So if we look at a message stream with migration involved, it looks something like this:

   A:  C Ua Ua Ua Ua Ua
HOST:                    M_ab
   B:                          Ub Ub Ub Ub Ub Ub Ub Ub D

If you are an experienced network programmer you should start to smell trouble at this point.

The problem is that while the message system provides an ordered stream of messages between any two endpoints, there is no ordering of messages between different endpoints.

Consider an additional network peer X. There is an ordered stream of messages A → X. There is also an ordered stream of messages B → X. But there is no guaranteed ordering between the messages sent from A and the messages sent from B and HOST. So, suppose the messages from A → X are delayed. Then X could see the following message stream:

M_ab Ub Ub Ub D C Ua Ua Ua

So X gets a request to migrate the object before it has been created. And the creation message arrives after DELETE. In other words, a complete mess.

To be sure, this only happens if the object gets migrated really close to being created or deleted and if there are asymmetric network delays on top of that. But of course, it always happens to someone.

The Fix

There are many possible ways of fixing this. Here are some:

  • We could impose a global message ordering. We could make sure that the reliable message streams are globally ordered to prevent "paradoxes" of this kind. I.e., if HOST sends M_ab after receiving C, no peer should receive M_ab before C. Unfortunately, this is not as easy as it sounds. For example, what if A dies before it has sent C to X? In that case, that failed delivery will also block the channels HOST → X and B → X, since they are not allowed to deliver any messages before X has received C.

  • We could use a migration handshake. We could do some kind of handshake procedure to make sure that everybody has received M_ab, before B takes over ownership. But this would require a lot of extra messages and temporarily put the object in limbo.

  • We could fix the ACKs. We could make it so that X doesn't ACK M_ab until C has arrived, thus forcing HOST to keep resending it, until we are ready to receive it. This would work, but would require us to implement ACKing of individual messages. Currently, we just ACK an entire UDP packet (containing many messages) on reception, which is simpler and more performant.

  • We could create an internal message queue. We could queue up migration, create and delete messages in some sort of internal queue if they arrive out of order and try to fix things up later. This is a truly horrible "solution" that increases code complexity and is likely to cause lots of confusing bugs in the future.

All these solutions are probably workable, but they all have the drawback of increasing complexity. And I really don't like to increase the complexity of network code. Reasoning about network code is hard enough as it is, we should always strive for the simplest solution possible.

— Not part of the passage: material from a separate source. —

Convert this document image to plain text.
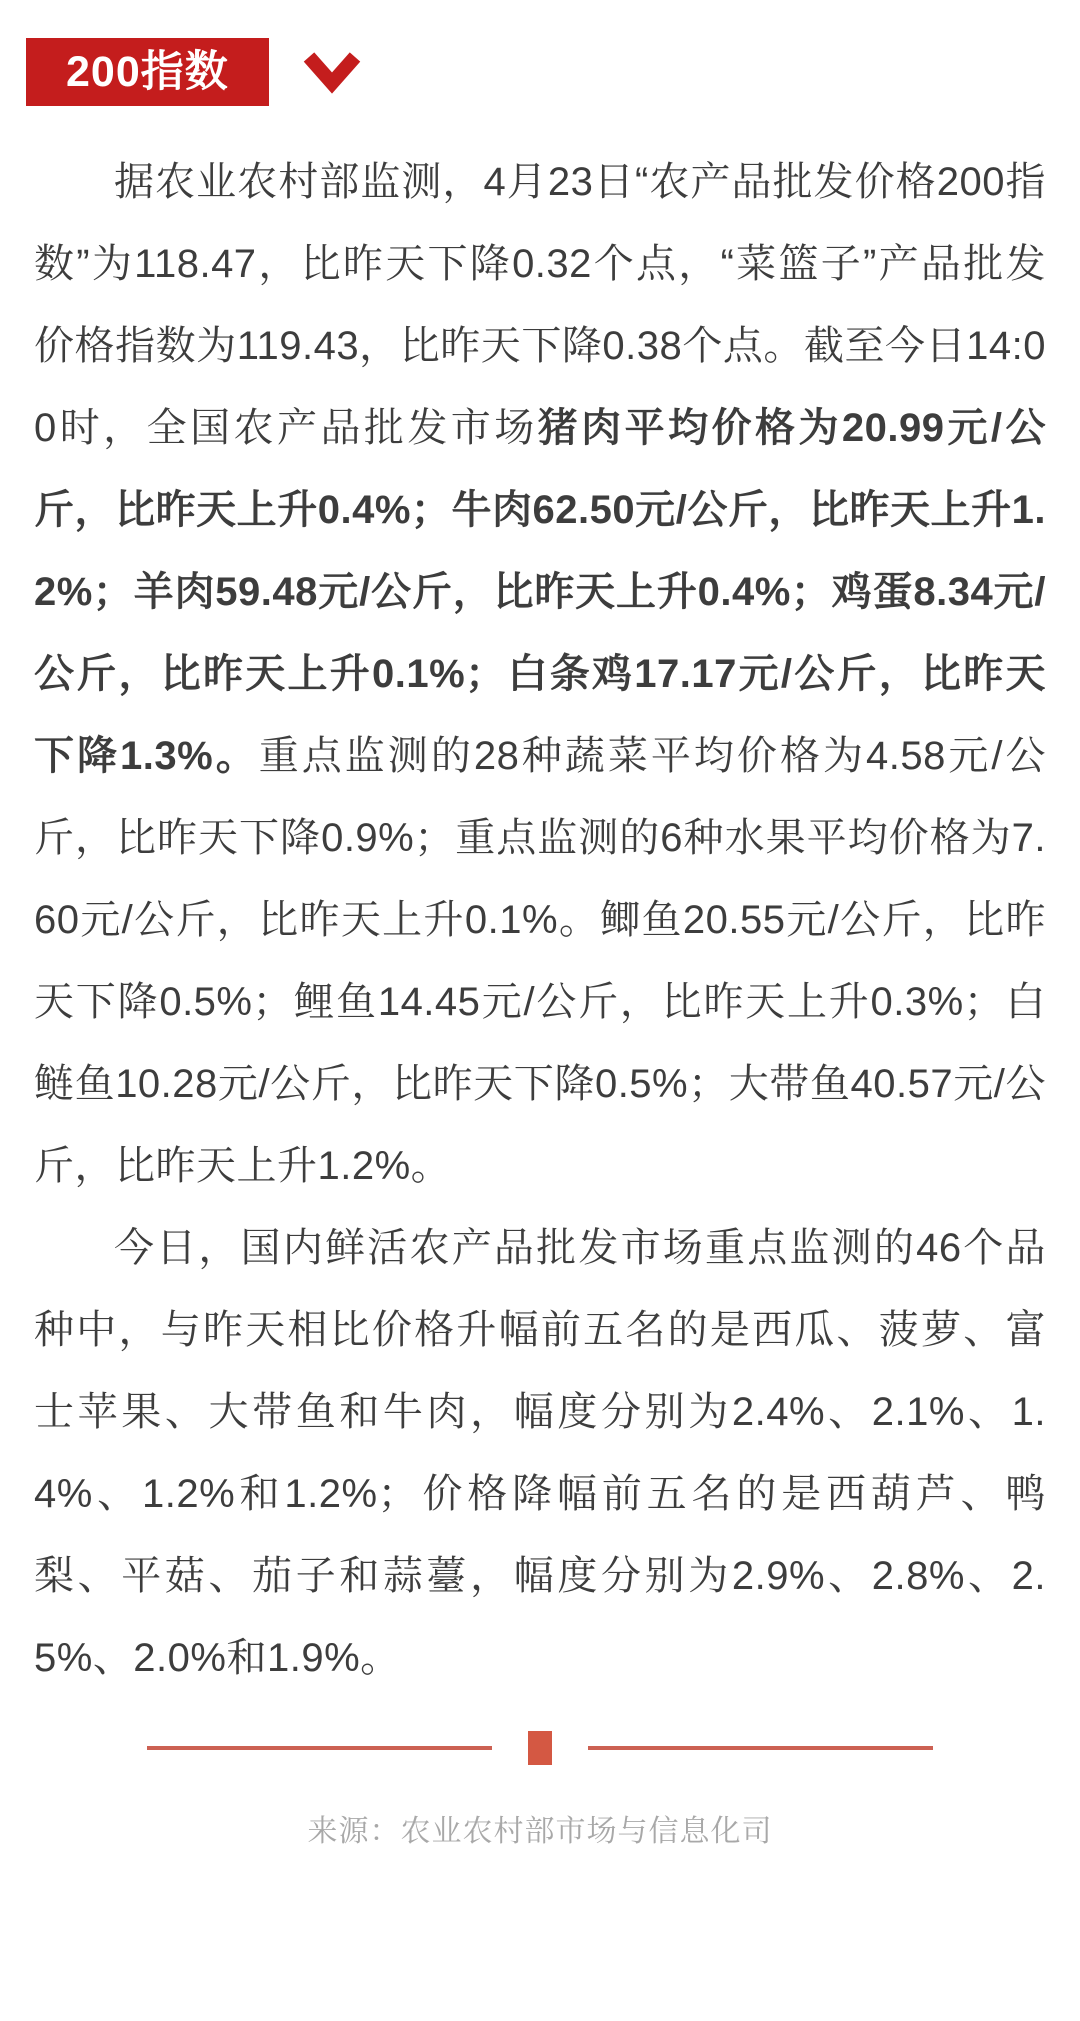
200指数

据农业农村部监测，4月23日“农产品批发价格200指数”为118.47，比昨天下降0.32个点，“菜篮子”产品批发价格指数为119.43，比昨天下降0.38个点。截至今日14:00时，全国农产品批发市场猪肉平均价格为20.99元/公斤，比昨天上升0.4%；牛肉62.50元/公斤，比昨天上升1.2%；羊肉59.48元/公斤，比昨天上升0.4%；鸡蛋8.34元/公斤，比昨天上升0.1%；白条鸡17.17元/公斤，比昨天下降1.3%。重点监测的28种蔬菜平均价格为4.58元/公斤，比昨天下降0.9%；重点监测的6种水果平均价格为7.60元/公斤，比昨天上升0.1%。鲫鱼20.55元/公斤，比昨天下降0.5%；鲤鱼14.45元/公斤，比昨天上升0.3%；白鲢鱼10.28元/公斤，比昨天下降0.5%；大带鱼40.57元/公斤，比昨天上升1.2%。

今日，国内鲜活农产品批发市场重点监测的46个品种中，与昨天相比价格升幅前五名的是西瓜、菠萝、富士苹果、大带鱼和牛肉，幅度分别为2.4%、2.1%、1.4%、1.2%和1.2%；价格降幅前五名的是西葫芦、鸭梨、平菇、茄子和蒜薹，幅度分别为2.9%、2.8%、2.5%、2.0%和1.9%。

来源：农业农村部市场与信息化司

So, instead, the first thing I did was to simplify the problem by eliminating the host from the equation. I simply let the new owner send out the migration message instead of the host:

   A:  C Ua Ua Ua Ua Ua
   B:                    M_ab Ub Ub Ub Ub Ub Ub Ub Ub D

This is already a lot better. Now we only have two parties to worry about (apart from X), instead of three.

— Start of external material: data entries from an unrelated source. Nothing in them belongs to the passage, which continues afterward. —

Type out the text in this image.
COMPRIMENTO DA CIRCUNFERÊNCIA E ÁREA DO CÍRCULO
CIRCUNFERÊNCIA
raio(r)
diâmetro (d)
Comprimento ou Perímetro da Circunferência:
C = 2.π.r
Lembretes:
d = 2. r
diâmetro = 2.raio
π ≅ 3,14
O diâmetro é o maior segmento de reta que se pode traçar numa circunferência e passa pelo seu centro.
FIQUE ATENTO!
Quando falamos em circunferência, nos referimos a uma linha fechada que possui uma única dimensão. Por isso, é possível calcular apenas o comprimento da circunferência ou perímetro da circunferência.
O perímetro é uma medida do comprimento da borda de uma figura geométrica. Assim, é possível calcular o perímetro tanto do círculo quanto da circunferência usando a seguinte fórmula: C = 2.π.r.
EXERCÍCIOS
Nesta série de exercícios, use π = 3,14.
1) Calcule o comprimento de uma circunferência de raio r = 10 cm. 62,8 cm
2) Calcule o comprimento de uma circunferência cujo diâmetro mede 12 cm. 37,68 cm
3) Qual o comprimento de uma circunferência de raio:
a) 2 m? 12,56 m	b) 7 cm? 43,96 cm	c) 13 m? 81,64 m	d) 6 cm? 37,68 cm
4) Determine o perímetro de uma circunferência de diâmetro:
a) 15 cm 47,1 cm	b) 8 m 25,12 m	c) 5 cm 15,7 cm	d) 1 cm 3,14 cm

We still want the host to be in charge of migration. Otherwise we run into tricky problems of what should happen if several peers try to assume ownership of an object at the same time. So we let the host initiate the migration by sending a message to the new owner (B). Then, B is responsible for notifying everybody else about this.

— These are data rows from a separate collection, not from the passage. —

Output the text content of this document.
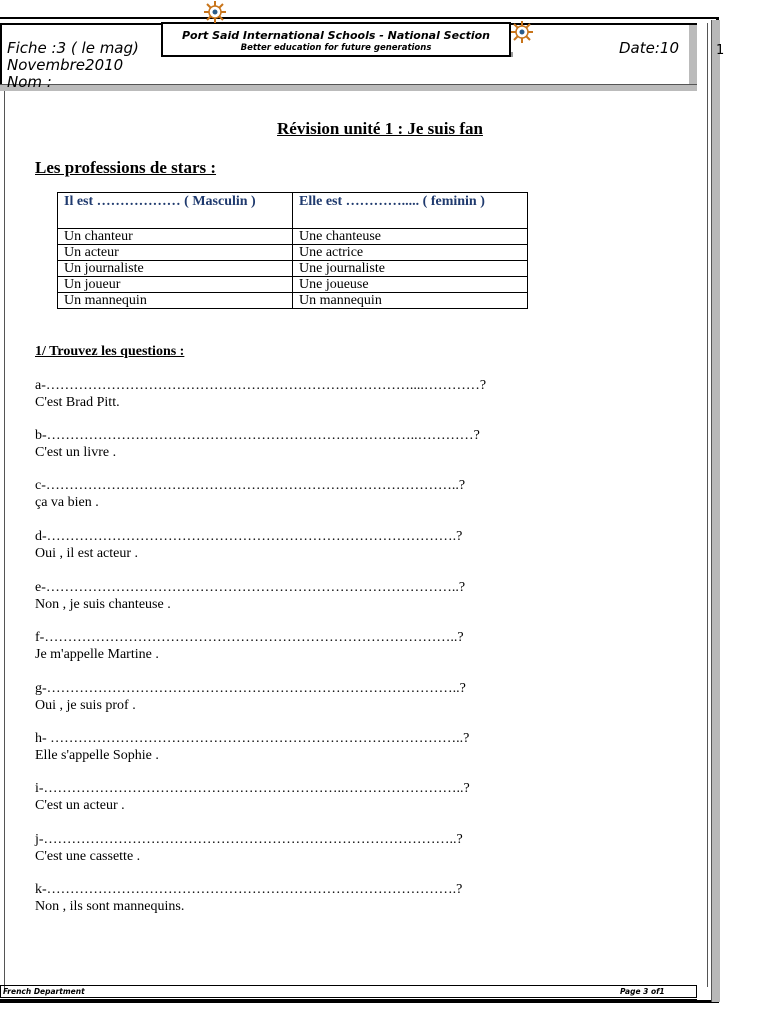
Port Said International Schools - National Section
Better education for future generations
Fiche :3 ( le mag)	Date:10
Novembre2010
Nom :
1
Révision unité 1 : Je suis fan
Les professions de stars :
Il est ……………… ( Masculin )	Elle est …………..... ( feminin )
Un chanteur	Une chanteuse
Un acteur	Une actrice
Un journaliste	Une journaliste
Un joueur	Une joueuse
Un mannequin	Un mannequin
1/ Trouvez les questions :
a-……………………………………………………………………....…………?
C'est Brad Pitt.
b-……………………………………………………………………..…………?
C'est un livre .
c-……………………………………………………………………………..?
ça va bien .
d-…………………………………………………………………………….?
Oui , il est acteur .
e-……………………………………………………………………………..?
Non , je suis chanteuse .
f-……………………………………………………………………………..?
Je m'appelle Martine .
g-……………………………………………………………………………..?
Oui , je suis prof .
h- ……………………………………………………………………………..?
Elle s'appelle Sophie .
i-………………………………………………………..……………………..?
C'est un acteur .
j-……………………………………………………………………………..?
C'est une cassette .
k-…………………………………………………………………………….?
Non , ils sont mannequins.
French Department	Page 3 of1
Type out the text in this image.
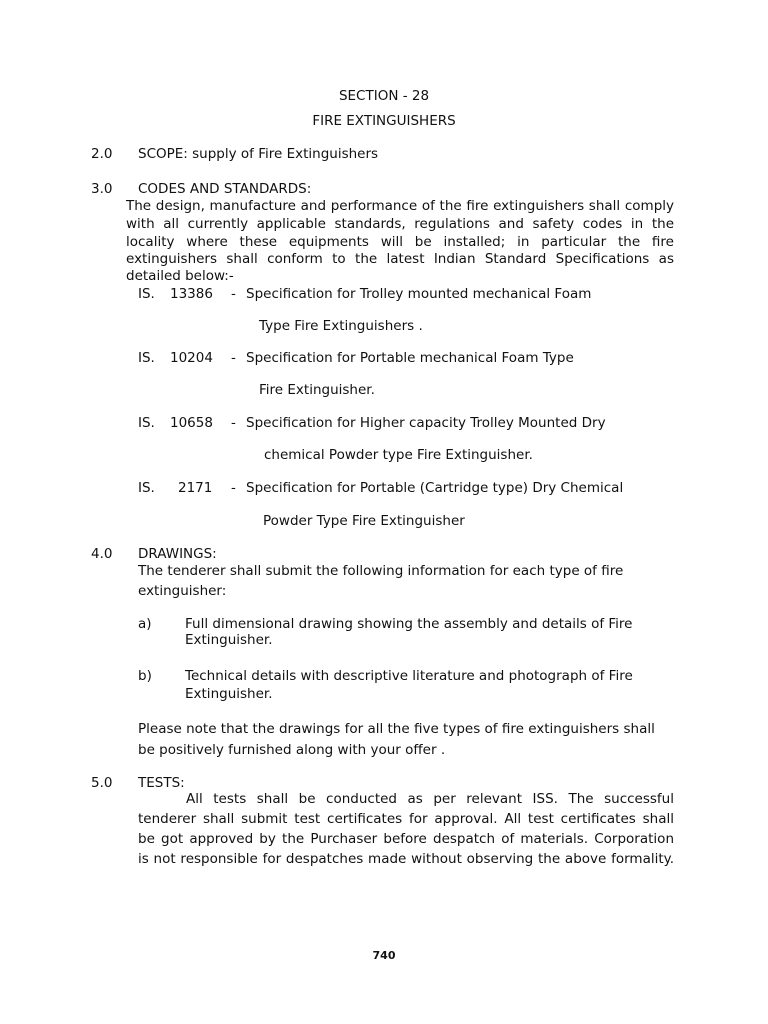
SECTION - 28
FIRE EXTINGUISHERS
2.0 SCOPE: supply of Fire Extinguishers
3.0 CODES AND STANDARDS:
The design, manufacture and performance of the fire extinguishers shall comply
with all currently applicable standards, regulations and safety codes in the
locality where these equipments will be installed; in particular the fire
extinguishers shall conform to the latest Indian Standard Specifications as
detailed below:-
IS. 13386 - Specification for Trolley mounted mechanical Foam
Type Fire Extinguishers .
IS. 10204 - Specification for Portable mechanical Foam Type
Fire Extinguisher.
IS. 10658 - Specification for Higher capacity Trolley Mounted Dry
chemical Powder type Fire Extinguisher.
IS. 2171 - Specification for Portable (Cartridge type) Dry Chemical
Powder Type Fire Extinguisher
4.0 DRAWINGS:
The tenderer shall submit the following information for each type of fire
extinguisher:
a) Full dimensional drawing showing the assembly and details of Fire
Extinguisher.
b) Technical details with descriptive literature and photograph of Fire
Extinguisher.
Please note that the drawings for all the five types of fire extinguishers shall
be positively furnished along with your offer .
5.0 TESTS:
All tests shall be conducted as per relevant ISS. The successful
tenderer shall submit test certificates for approval. All test certificates shall
be got approved by the Purchaser before despatch of materials. Corporation
is not responsible for despatches made without observing the above formality.
740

With this approach, we can use the same "wait for ack" trick that we used during creation to make sure that B doesn't send any updates to peers that haven't acked the migration:

   A:  C [wait] Ua Ua Ua Ua Ua
   B:                            M_ab [wait] Ub Ub Ub Ub Ub Ub Ub Ub D

We still haven't completely solved the problem, X can still see weird message orderings such as:

M_ab   C   D
M_ab   D   C

But this won't be a problem as long as we do two things:

  • We let MIGRATE act as a CREATE message, if we get MIGRATE for an object that doesn't exist.

  • We ignore "old" CREATE messages. (The C that arrives after M.)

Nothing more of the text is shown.